After the government concludes its case-in-chief, the defense can present its own evidence in the same proactive manner. However, in some cases the defense may choose not to present a "case-in-chief," instead deciding to make its key points through cross-examination of the government's witnesses, and challenges to its evidence.
Once the prosecution and defense each have had an opportunity to present their case and to challenge the evidence presented by the other, both sides "rest," meaning that no more evidence will be presented to the jury before closing arguments are made.
Similar to the opening statement, the closing argument offers the government and defense a chance to "sum up" the case, recapping the evidence in a light favorable to their respective positions. This is the final chance for the parties to address the jury prior to deliberations, so in closing arguments the government seeks to show why the evidence requires the jury to find the defendant guilty. In turn, the defense tries to establish that the government has fallen short of its "burden of proof," so that the jury must find the defendant "not guilty."
After both sides of the case have had a chance to present their evidence and make a closing argument, the next step toward a verdict is jury instruction -- a process in which the judge gives the jury the set of legal standards it will need to decide whether the defendant is guilty or not guilty.
The judge decides what legal standards should apply to the defendant's case, based on the criminal charges and the evidence presented during the trial. Often, this process takes place with input and argument from the prosecution and defense. The judge then instructs the jury on those relevant legal principles decided upon, including findings the jury will need to make in order to arrive at certain conclusions. The judge also describes key concepts, such as "guilt beyond a reasonable doubt," and defines any crimes the jury may consider, based on the evidence presented at trial.
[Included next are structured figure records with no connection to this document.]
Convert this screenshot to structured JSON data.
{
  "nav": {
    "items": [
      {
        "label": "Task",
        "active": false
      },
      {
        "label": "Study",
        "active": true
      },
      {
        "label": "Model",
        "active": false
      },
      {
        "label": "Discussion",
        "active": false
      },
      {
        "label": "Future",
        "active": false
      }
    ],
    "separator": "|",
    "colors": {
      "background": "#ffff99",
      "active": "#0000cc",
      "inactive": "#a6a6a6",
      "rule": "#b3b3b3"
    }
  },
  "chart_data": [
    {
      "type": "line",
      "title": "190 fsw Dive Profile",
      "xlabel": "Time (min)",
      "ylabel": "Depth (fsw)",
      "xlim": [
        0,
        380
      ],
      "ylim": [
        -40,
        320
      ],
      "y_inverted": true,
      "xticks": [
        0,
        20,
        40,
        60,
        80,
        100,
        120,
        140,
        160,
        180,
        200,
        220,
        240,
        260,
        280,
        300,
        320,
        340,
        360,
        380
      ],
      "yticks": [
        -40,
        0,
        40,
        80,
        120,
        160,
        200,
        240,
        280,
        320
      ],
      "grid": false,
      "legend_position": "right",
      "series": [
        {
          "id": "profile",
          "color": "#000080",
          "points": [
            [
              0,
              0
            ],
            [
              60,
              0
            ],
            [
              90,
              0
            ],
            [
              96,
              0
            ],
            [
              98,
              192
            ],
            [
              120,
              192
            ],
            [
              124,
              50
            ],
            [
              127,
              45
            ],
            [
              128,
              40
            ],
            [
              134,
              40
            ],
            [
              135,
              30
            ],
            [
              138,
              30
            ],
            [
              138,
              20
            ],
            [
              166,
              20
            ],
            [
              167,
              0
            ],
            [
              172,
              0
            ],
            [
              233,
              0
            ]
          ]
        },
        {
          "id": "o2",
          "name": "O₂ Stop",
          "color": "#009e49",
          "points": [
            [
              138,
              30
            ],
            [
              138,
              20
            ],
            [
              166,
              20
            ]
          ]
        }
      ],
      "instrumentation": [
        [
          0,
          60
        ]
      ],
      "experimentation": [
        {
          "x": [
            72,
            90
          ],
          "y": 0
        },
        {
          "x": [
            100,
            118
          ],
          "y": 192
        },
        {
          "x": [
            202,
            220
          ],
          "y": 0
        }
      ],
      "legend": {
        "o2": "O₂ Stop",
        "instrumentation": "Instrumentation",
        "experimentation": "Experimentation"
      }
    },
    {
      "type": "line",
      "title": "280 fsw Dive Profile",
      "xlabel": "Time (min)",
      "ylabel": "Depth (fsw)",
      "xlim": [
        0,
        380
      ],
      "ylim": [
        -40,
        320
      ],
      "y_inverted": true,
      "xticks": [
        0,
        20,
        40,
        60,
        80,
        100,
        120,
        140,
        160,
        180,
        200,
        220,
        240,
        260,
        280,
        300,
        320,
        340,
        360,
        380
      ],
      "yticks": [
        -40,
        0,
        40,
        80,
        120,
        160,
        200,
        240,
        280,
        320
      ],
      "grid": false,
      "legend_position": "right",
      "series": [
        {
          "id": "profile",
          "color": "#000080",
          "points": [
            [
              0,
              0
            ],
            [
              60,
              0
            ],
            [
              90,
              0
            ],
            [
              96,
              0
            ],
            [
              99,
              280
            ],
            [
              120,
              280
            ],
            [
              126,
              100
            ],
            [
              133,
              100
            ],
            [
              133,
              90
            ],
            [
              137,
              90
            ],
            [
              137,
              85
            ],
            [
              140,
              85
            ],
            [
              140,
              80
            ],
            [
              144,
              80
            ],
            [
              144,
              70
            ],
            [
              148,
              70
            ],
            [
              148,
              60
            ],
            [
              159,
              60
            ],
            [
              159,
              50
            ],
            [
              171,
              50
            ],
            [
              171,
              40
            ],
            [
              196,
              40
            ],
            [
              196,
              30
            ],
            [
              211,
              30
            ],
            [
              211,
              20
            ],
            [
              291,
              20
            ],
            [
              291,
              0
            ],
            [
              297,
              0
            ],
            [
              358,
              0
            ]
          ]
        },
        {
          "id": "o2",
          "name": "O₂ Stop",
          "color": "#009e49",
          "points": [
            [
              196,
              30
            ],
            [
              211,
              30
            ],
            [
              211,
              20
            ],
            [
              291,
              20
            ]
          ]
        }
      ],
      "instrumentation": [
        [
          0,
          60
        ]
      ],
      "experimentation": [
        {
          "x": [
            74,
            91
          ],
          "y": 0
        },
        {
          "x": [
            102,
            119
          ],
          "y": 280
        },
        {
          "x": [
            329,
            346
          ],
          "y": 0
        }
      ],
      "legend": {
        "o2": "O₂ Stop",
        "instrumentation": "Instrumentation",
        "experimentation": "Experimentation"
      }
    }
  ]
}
For example, if the defendant has been charged with voluntary manslaughter, the judge may:
- Define the elements of voluntary manslaughter, the charged crime;
- Define the elements of related crimes such as involuntary manslaughter and second-degree murder; and
- Set out the findings the jury would need to make in order to convict the defendant of each of those crimes.
The case then goes "to the jury."
After receiving instruction from the judge, the jurors as a group consider the case through a process called "deliberation," attempting to agree on whether the defendant is guilty or not guilty of the crime(s) charged. Deliberation is the first opportunity for the jury to discuss the case, a methodical process that can last from a few hours to several weeks. Once the jury reaches a verdict, the jury foreperson informs the judge, and the judge usually announces the verdict in open court.
Most states require that a jury in a criminal case be unanimous in finding a defendant "guilty" or "not guilty." In such states, if the jury fails to reach a unanimous verdict and finds itself at a standstill (a "hung" jury), the judge may declare a "mistrial," after which the case may be dismissed or the trial may start over again from the jury selection stage.